Publication Type : Conference Proceedings
Publisher : IEEE
Source : International Conference on Distributed Computing and Optimization Techniques (ICDCOT)
Url : https://ieeexplore.ieee.org/abstract/document/10515467
Campus : Coimbatore
School : School of Engineering
Center : TIFAC CORE in Cyber Security
Year : 2024
Abstract : The lung cancer generally presented a pulmonary nodule on images of diagnostic and correct estimation in malignant pulmonary nodules is difficult for diagnosis and protecting of lung cancer. However, the existing methods has less classification accuracy because of irrelevant features on classification of lung cancer. In this research, proposed a Monarch Butterfly Optimization based Multi-Convolution Neural Network (MBO based M-CNN) method for lung cancer classification.

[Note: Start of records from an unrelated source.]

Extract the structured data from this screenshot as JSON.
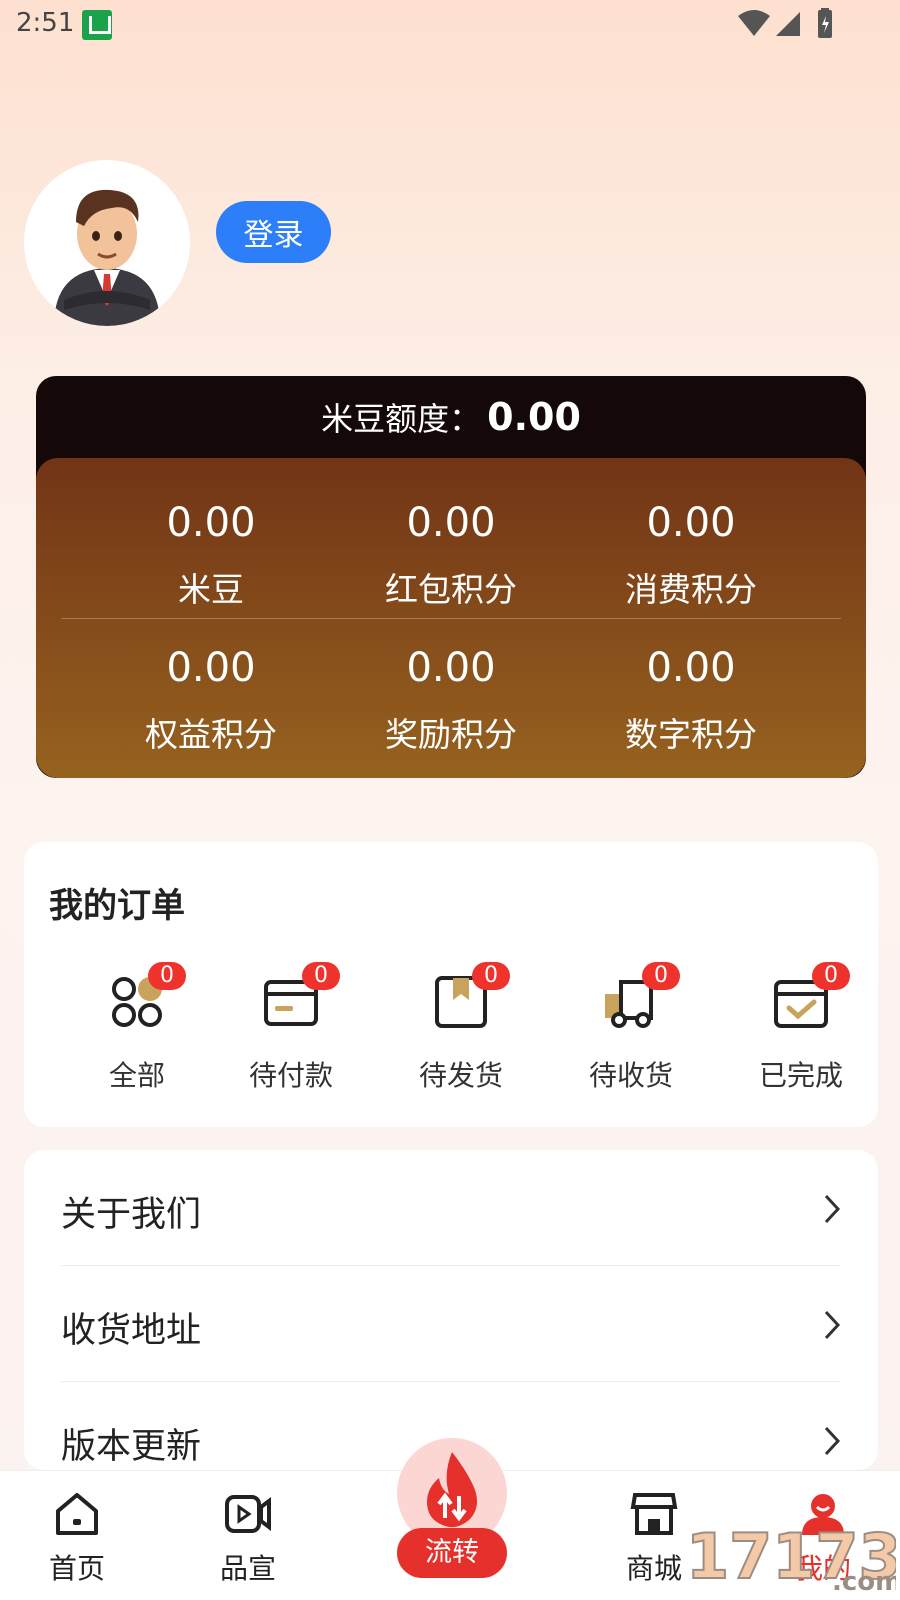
{
  "status_bar": {
    "time": "2:51"
  },
  "profile": {
    "login_label": "登录"
  },
  "points": {
    "quota_label": "米豆额度：",
    "quota_value": "0.00",
    "items": [
      {
        "value": "0.00",
        "label": "米豆"
      },
      {
        "value": "0.00",
        "label": "红包积分"
      },
      {
        "value": "0.00",
        "label": "消费积分"
      },
      {
        "value": "0.00",
        "label": "权益积分"
      },
      {
        "value": "0.00",
        "label": "奖励积分"
      },
      {
        "value": "0.00",
        "label": "数字积分"
      }
    ]
  },
  "orders": {
    "title": "我的订单",
    "items": [
      {
        "label": "全部",
        "count": "0",
        "icon": "all-orders-icon"
      },
      {
        "label": "待付款",
        "count": "0",
        "icon": "card-icon"
      },
      {
        "label": "待发货",
        "count": "0",
        "icon": "box-icon"
      },
      {
        "label": "待收货",
        "count": "0",
        "icon": "truck-icon"
      },
      {
        "label": "已完成",
        "count": "0",
        "icon": "check-icon"
      }
    ]
  },
  "menu": [
    {
      "label": "关于我们"
    },
    {
      "label": "收货地址"
    },
    {
      "label": "版本更新"
    }
  ],
  "tab_bar": {
    "items": [
      {
        "label": "首页",
        "icon": "home-icon"
      },
      {
        "label": "品宣",
        "icon": "video-icon"
      },
      {
        "label": "流转",
        "icon": "flame-icon"
      },
      {
        "label": "商城",
        "icon": "store-icon"
      },
      {
        "label": "我的",
        "icon": "user-icon"
      }
    ]
  },
  "watermark": {
    "text": "17173",
    "suffix": ".com"
  },
  "colors": {
    "accent_blue": "#2d7ff9",
    "badge_red": "#f0322d",
    "tab_active": "#e5302b",
    "points_brown": "#723416"
  }
}
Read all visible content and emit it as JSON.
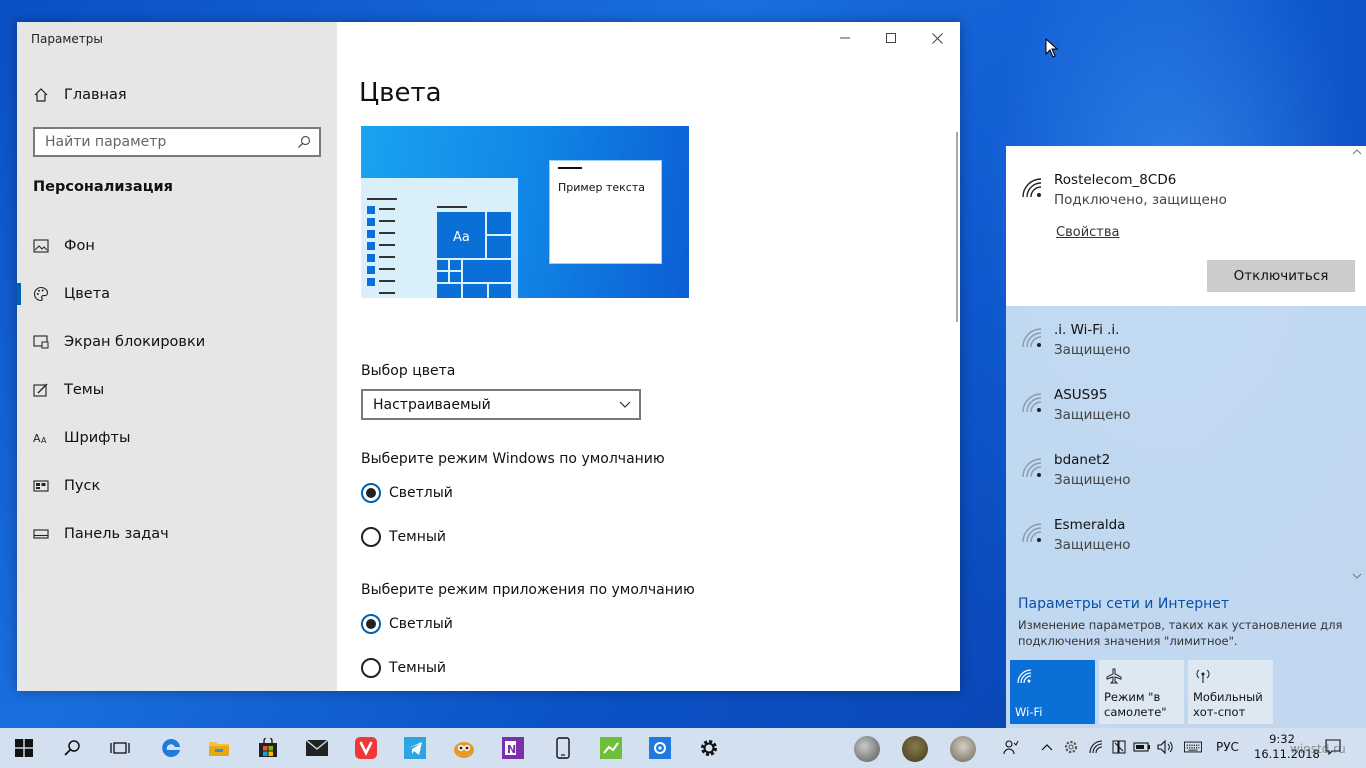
{
  "window": {
    "app_title": "Параметры",
    "home_label": "Главная",
    "search_placeholder": "Найти параметр",
    "section": "Персонализация",
    "nav_items": [
      {
        "label": "Фон"
      },
      {
        "label": "Цвета",
        "active": true
      },
      {
        "label": "Экран блокировки"
      },
      {
        "label": "Темы"
      },
      {
        "label": "Шрифты"
      },
      {
        "label": "Пуск"
      },
      {
        "label": "Панель задач"
      }
    ]
  },
  "content": {
    "title": "Цвета",
    "preview_sample_text": "Пример текста",
    "preview_tile_text": "Aa",
    "color_choice_label": "Выбор цвета",
    "color_choice_value": "Настраиваемый",
    "windows_mode_label": "Выберите режим Windows по умолчанию",
    "windows_mode_options": [
      "Светлый",
      "Темный"
    ],
    "windows_mode_selected": "Светлый",
    "app_mode_label": "Выберите режим приложения по умолчанию",
    "app_mode_options": [
      "Светлый",
      "Темный"
    ],
    "app_mode_selected": "Светлый"
  },
  "network_flyout": {
    "connected": {
      "name": "Rostelecom_8CD6",
      "status": "Подключено, защищено",
      "properties_link": "Свойства",
      "disconnect_label": "Отключиться"
    },
    "networks": [
      {
        "name": ".i. Wi-Fi .i.",
        "status": "Защищено"
      },
      {
        "name": "ASUS95",
        "status": "Защищено"
      },
      {
        "name": "bdanet2",
        "status": "Защищено"
      },
      {
        "name": "Esmeralda",
        "status": "Защищено"
      }
    ],
    "settings_link": "Параметры сети и Интернет",
    "settings_desc": "Изменение параметров, таких как установление для подключения значения \"лимитное\".",
    "tiles": [
      {
        "label": "Wi-Fi",
        "on": true
      },
      {
        "label": "Режим \"в самолете\"",
        "on": false
      },
      {
        "label": "Мобильный хот-спот",
        "on": false
      }
    ]
  },
  "taskbar": {
    "language": "РУС",
    "time": "9:32",
    "date": "16.11.2018",
    "watermark": "winstd.ru"
  },
  "colors": {
    "accent": "#0063b1",
    "taskbar_bg": "#d3e0ef",
    "wifi_tile_on": "#0a6fd6"
  }
}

Dataset used for lung cancer classification is LIDC-IDRI dataset and it is pre-processed by Histogram Equalization (HE). Then, the features are extracted by Gray Level Co-occurrence Matrix (GLCM) and extracted features are selected by Monarch Butterfly Optimization (MBO) algorithm. Then, the lung cancer classification is performed by Multi-Convolution Neural Network (M-CNN). The performance of proposed algorithm is tested in terms of accuracy, precision, sensitivity and specificity. Developed technique obtained accuracy 99.71%, precision 95.39%, sensitivity 99.46%, f1-score 97.45% that is better than previous method like Adaptive Boosting Self-Normalized Multiview Convolution Neural Network (AdaBoost-SNMV-CNN).
Cite this Research Publication : Uma Maheswari S, Lathakumari K.R., Pradeep V, Praveena H.D, Monarch Butterfly Optimization based Multi-Convolution Neural Network for Lung Cancer Classification, In 2024 International Conference on Distributed Computing and Optimization Techniques (ICDCOT) (pp. 1-4). IEEE, 2024.